Kalepolepo Fishpond is an ancient Hawaiian fishpond estimated to have been built between 1400 and 1500 CE.

The fishpond is located in Kalepolepo Park in Kihei, Maui. In 1996, the ʻAoʻao O Na Loka Iʻa O Maui (Association of the Fishponds of Maui) began renovating Koʻieʻie, working closely with the Hawaiian Islands Humpback Whale National Marine Sanctuary.
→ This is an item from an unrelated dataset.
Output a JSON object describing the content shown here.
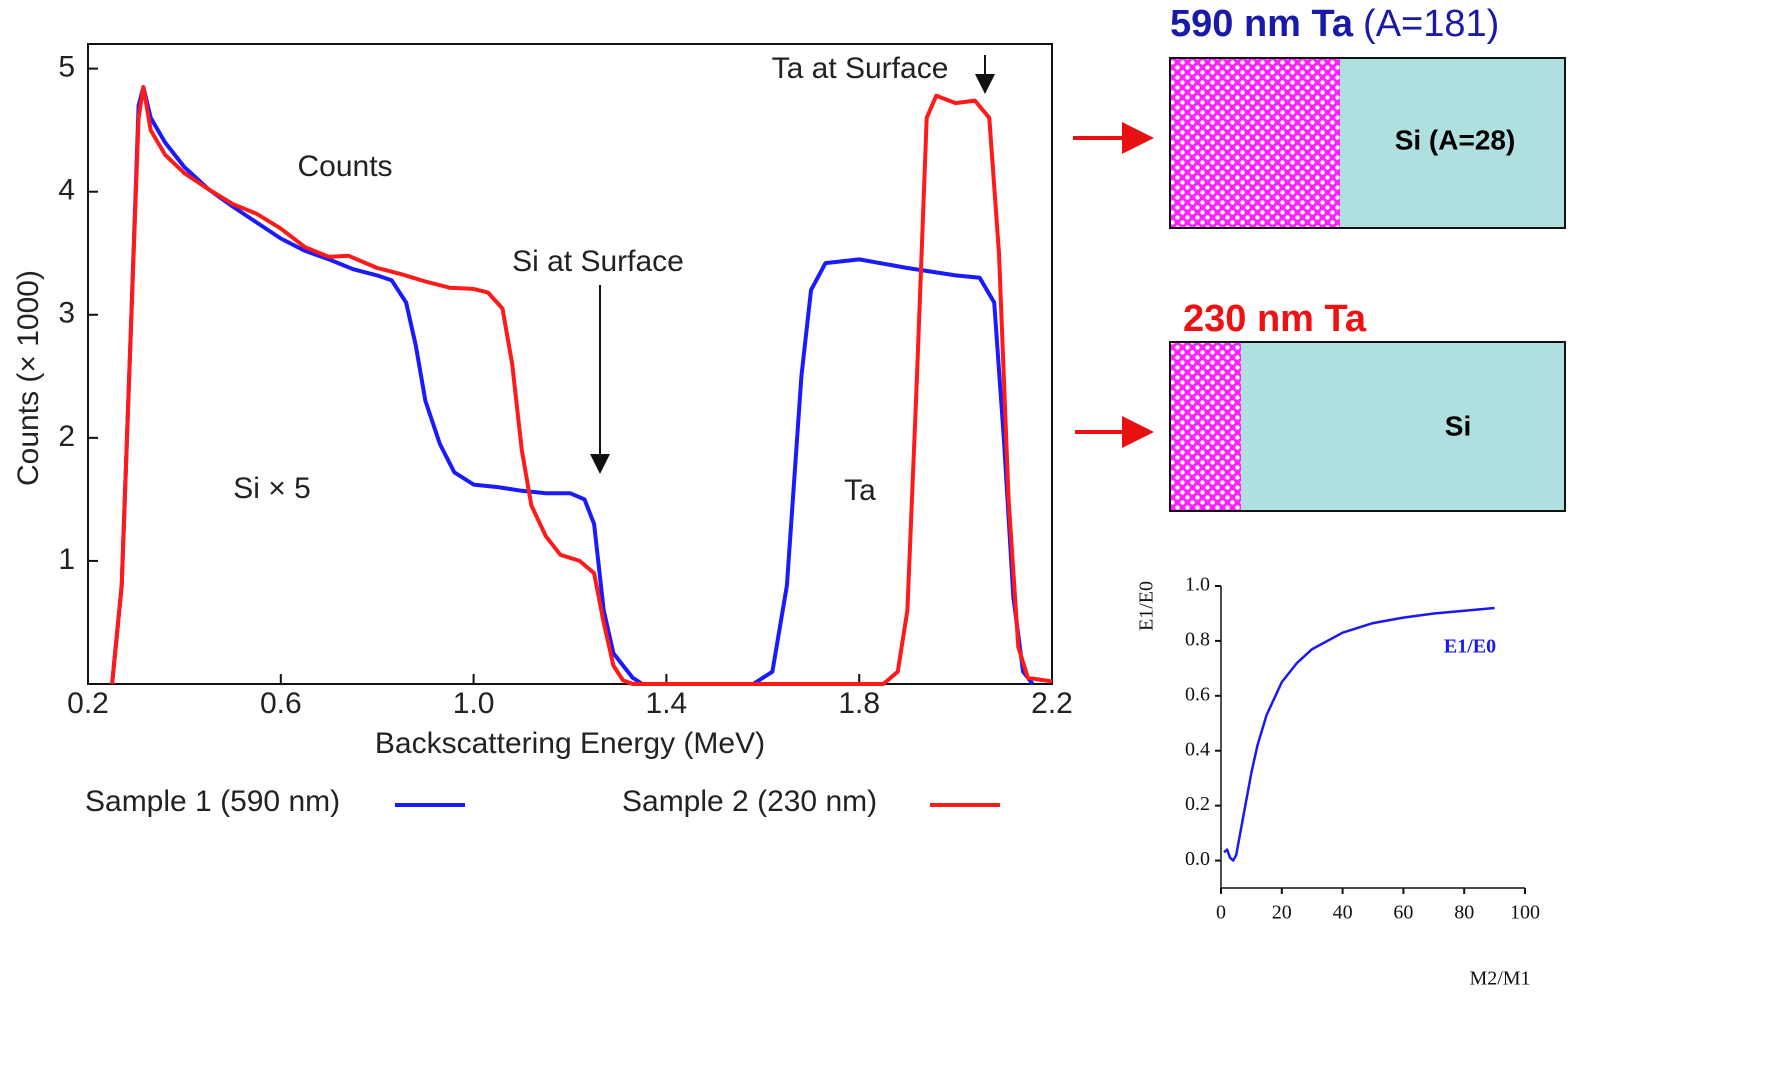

Koʻieʻie ("rapid current") is classified as a loko kuapa (walled pond), a type of fishpond that uses lava rock and coral walls (kuapa) to keep water circulating while a wooden sluice gate (makaha) allows small fish to enter the pond to feed, but prevents them from leaving after they grow too large to slip between the gate's gaps. Species of fish once farmed by ancient Hawaiians include the awa (milkfish, Chanos chanos), amaʻama (flathead mullet, Mugil cephalus), and the aholehole (Hawaiian Flagtail, Kuhlia xenura).

The fishpond was listed on the National Register of Historic Places in 1996, as Kalepolepo Fishpond with alternate names Koʻieʻie Fishpond and Kaʻonoʻulu Kai Fishpond.